II-ESASIN İNCELENMESİ : Raportör-Hakim Nurdane TOPUZ’un, davanın çözümünde adli yargının görevli olduğu yolundaki raporu ile dosyadaki belgeler okunduktan; ilgili Başsavcılarca görevlendirilen Yargıtay Cumhuriyet Savcısı İlknur ALTINTAŞ ile Danıştay Savcısı Gülen AYDINOĞLU’nun, davada adli yargının görevli olduğu yolundaki sözlü açıklamaları da dinlendikten sonra GEREĞİ GÖRÜŞÜLÜP DÜŞÜNÜLDÜ:

Dava, 4857 sayılı Kanun’un 77, 78, 86, 105 ve 108.  maddelerine göre verilen idari para cezasının kaldırılması istemiyle açılmıştır.

4857 sayılı İş Kanunu’nun 77. maddesinde, işverenlerin ve işçilerin yükümlülüklerine, 78. maddesinde, sağlık ve güvenlik tüzük ve yönetmeliklerine, 86. maddesinde, ağır ve tehlikeli işlerde rapora ilişkin düzenlemelere yer verilmiş; 105. maddesinde, iş sağlığı ve güvenliği ile ilgili hükümlere aykırılık halinde verilecek para cezaları belirtilmiş; “İdari para cezalarının uygulanmasına ilişkin hususlar” başlığını taşıyan 108. maddesinde ise, “(Değişik: 15/5/2008-5763/10 md.)   Bu Kanunda öngörülen idari para cezaları, 101 ve 106 ncı maddelerdeki idari para cezaları hariç, gerekçesi belirtilmek suretiyle Çalışma ve Sosyal Güvenlik Bakanlığı Bölge Müdürünce verilir. 101 ve 106 ncı maddeler kapsamındaki idari para cezaları ise doğrudan Türkiye İş Kurumu İl Müdürü tarafından verilir ve genel esaslara göre tahsil edilir. 106 ncı maddeye göre verilecek idari para cezası için, 4904 sayılı Kanunun 20 nci maddesinin (h) bendindeki tutar esas alınır”  denilmiş,  madde hükmü  26.5.2008 tarihinde yürürlüğe girmiştir.

4857 sayılı İş Kanunu’nda idari para cezasına karşı kanun yoluna ilişkin bir düzenleme yer almamaktadır.         

Öte yandan; 30.3.2005 gün ve 5326 sayılı Kabahatler Kanunu’nun 6.12.2006 gün ve 5560 sayılı Yasa’nın 31. maddesiyle değiştirilen 3. maddesinde, " (1) Bu Kanunun;

          a) İdarî yaptırım kararlarına karşı kanun yoluna ilişkin hükümleri, diğer kanunlarda aksine hüküm bulunmaması halinde,

          b) Diğer genel hükümleri, idarî para cezası veya mülkiyetin kamuya geçirilmesi yaptırımını gerektiren bütün fiiller hakkında,

          uygulanır"; Kanunun “Başvuru yolu” başlıklı 27. maddesinin 1. fıkrasında ise "idari para cezası ve mülkiyetin kamuya geçirilmesine ilişkin idari yaptırım kararına karşı, kararın tebliği veya tefhimi tarihinden itibaren en geç onbeş gün içinde, sulh ceza mahkemesine başvurulabilir.

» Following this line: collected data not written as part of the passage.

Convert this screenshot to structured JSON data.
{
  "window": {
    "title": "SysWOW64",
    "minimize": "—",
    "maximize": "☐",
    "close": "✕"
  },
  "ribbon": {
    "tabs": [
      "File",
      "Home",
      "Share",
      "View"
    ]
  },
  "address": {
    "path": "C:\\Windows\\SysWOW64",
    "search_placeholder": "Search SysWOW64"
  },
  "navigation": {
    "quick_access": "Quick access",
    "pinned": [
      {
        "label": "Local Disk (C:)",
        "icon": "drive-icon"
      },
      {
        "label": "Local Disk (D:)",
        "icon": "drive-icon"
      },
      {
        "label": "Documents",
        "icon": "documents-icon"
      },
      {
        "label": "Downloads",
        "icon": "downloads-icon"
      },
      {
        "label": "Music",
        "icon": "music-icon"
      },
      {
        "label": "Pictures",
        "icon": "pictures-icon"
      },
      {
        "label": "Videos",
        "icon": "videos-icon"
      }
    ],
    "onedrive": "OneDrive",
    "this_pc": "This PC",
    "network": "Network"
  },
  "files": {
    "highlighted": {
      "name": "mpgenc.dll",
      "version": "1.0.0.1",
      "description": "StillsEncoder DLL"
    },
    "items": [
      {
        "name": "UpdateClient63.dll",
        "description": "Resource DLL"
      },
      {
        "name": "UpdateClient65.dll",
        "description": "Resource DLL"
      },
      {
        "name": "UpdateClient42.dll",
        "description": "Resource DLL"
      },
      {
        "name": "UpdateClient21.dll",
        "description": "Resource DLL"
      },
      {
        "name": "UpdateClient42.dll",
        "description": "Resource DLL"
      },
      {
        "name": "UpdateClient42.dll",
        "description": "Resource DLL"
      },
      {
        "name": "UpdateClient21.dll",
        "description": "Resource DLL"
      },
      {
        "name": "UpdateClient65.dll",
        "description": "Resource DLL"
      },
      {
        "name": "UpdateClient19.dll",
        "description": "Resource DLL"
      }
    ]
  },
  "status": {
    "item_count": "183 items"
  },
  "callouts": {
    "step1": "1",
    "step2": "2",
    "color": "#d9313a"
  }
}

Bu süre içinde başvurunun yapılmamış olması halinde idari yaptırım kararı kesinleşir" düzenlemeleri yer almıştır.

          Bu düzenlemelere göre;  Kabahatler Kanunu’nun, idarî yaptırım kararlarına karşı kanun yoluna ilişkin hükümlerinin, diğer kanunlarda aksine hüküm bulunmaması halinde uygulanacağı; diğer kanunlarda görevli mahkemenin gösterilmesi durumunda ise uygulanmayacağı anlaşılmaktadır.

Görev kuralları kamu düzenine ilişkin olduğundan, görev konusunda taraflar için bir müktesep hak doğmayacağı; bu nedenle, yeni bir yasayla kabul edilen görev kurallarının, geçmişe de etkili olacağı, bilinen bir genel hukuk ilkesidir.

            Davanın açıldığı andaki kurallara göre görevli olan mahkeme, yeni bir yasa ile görevsiz hale gelmiş ise, (davanın açıldığı anda görevli olan ve fakat yeni yasaya göre görevsiz hale gelen) mahkemenin görevsizlik kararı vermesi gerekeceği; ancak, yeni yasadaki görev kuralının, değişikliğin yürürlüğe girmesinden sonra açılacak davalarda uygulanacağına dair intikal hükümlerinin varlığı halinde, mahkemece görevsizlik kararı verilemeyeceği açıktır.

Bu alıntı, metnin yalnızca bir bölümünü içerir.